04. Human Health Impacts of the Gulf of Mexico Oil Spill
Coordinator: Juli Trtanj, Oceans and Human Health Initiative Director, NOAA
Tracy Collier, Ph.D., Science Advisor, Oceans and Human Health Initiative, NOAA/UCAR
Jay Grimes, Ph.D., Professor of Marine Microbiology, The University of Southern Mississippi, Gulf Coast Research Laboratory
Aubrey Miller, M.D., M.P.H., Senior Medical Advisor, NIH/National Institute of Environmental Health Sciences, U.S. Department of Health and Human Services (HHS)
Lynn Goldman, M.D., M.P.H., Professor and Dean, School of Public Health and Health Services, George Washington University (invited)
This session will review the ocean science community’s response to health impacts from the Deepwater Horizon oil spill and highlight lessons learned and success stories of coordination and collaboration; and, more broadly, ways to improve sampling, monitoring, assessment and remediation of health impacts from oil spills. It will discuss future and continued science needs and research questions; and, intersections of science/policy/outreach that could improve national OHH programs and legislation to assist the Nation in reducing known, emerging and disaster-related public health risks from the ocean.
The oil spill disaster in the Gulf of Mexico and the U.S. government and partner’s response presents an excellent opportunity to discuss scientific and policy challenges associated with a changing ocean due to increased anthropogenic stressors. Understanding the connections between the health of the impacted Gulf environment and implications for human health is critical to improve management and reduce potential health risks to people.
Faced with one of the largest ecological disasters in U.S. waters, National Oceanic and Atmospheric Administration (NOAA) and its academic partners have been assessing and monitoring the impact of the Deepwater Horizon oil spill on the health Gulf of Mexico marine wildlife, seafood supplies and coastal environments. Over 21 species of marine mammals, 5 species of sea turtles and numerous ecologically and commercially important fish and shellfish species inhabit the Gulf of Mexico.
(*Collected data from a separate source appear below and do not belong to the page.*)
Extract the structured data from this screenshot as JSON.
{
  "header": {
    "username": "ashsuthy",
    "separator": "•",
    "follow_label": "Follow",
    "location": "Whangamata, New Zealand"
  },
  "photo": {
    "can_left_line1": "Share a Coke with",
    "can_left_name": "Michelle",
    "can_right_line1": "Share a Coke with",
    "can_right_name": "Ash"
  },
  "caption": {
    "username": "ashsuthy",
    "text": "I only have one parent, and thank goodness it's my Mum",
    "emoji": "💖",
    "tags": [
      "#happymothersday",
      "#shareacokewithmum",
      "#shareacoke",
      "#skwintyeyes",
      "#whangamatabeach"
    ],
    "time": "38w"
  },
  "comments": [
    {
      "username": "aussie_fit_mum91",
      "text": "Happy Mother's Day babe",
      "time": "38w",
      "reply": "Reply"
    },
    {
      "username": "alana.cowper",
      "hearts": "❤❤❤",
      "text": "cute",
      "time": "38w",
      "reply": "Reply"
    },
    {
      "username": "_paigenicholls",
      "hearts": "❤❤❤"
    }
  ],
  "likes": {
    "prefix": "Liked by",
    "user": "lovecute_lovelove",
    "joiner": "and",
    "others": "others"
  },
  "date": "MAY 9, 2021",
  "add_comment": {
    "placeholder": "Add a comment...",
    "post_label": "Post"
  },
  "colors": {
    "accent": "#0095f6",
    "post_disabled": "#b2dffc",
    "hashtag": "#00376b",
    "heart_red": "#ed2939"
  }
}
The most obvious health impacts of oil contamination are from direct contact and smothering with oil by marine wildlife swimming in or near oil spills and from oil seeping onto shores, into estuaries.
Less obvious immediate and long-term ecological health consequences of the spill are related to:
toxicity of the compounds in the oil, such as harmful polycyclic aromatic hydrocarbons (PAHs);
toxicity of the dispersants used to break up the oil and how it affects the bioavailability of oil;
changes in the dynamics of microbial communities including human pathogens;
impacts of direct contact, inhalation, ingestion, and absorption of oil and dispersants on the health of marine mammals and sea turtles;
health impacts of long-term presence of oil in benthic sediments and other coastal environments.
Government and academic presenters will address these topics, recent findings, research needs, and ways to improve a coordinated oceans and human health response to sampling, monitoring, assessment, fisheries closures and remediation of health impacts from oil spills on coastal ecosystems. Understanding the short and long-term health impacts of oil on local ocean resources could provide insight into potential health risks to humans, help improve response and management of local resources and the people and economies that rely on them.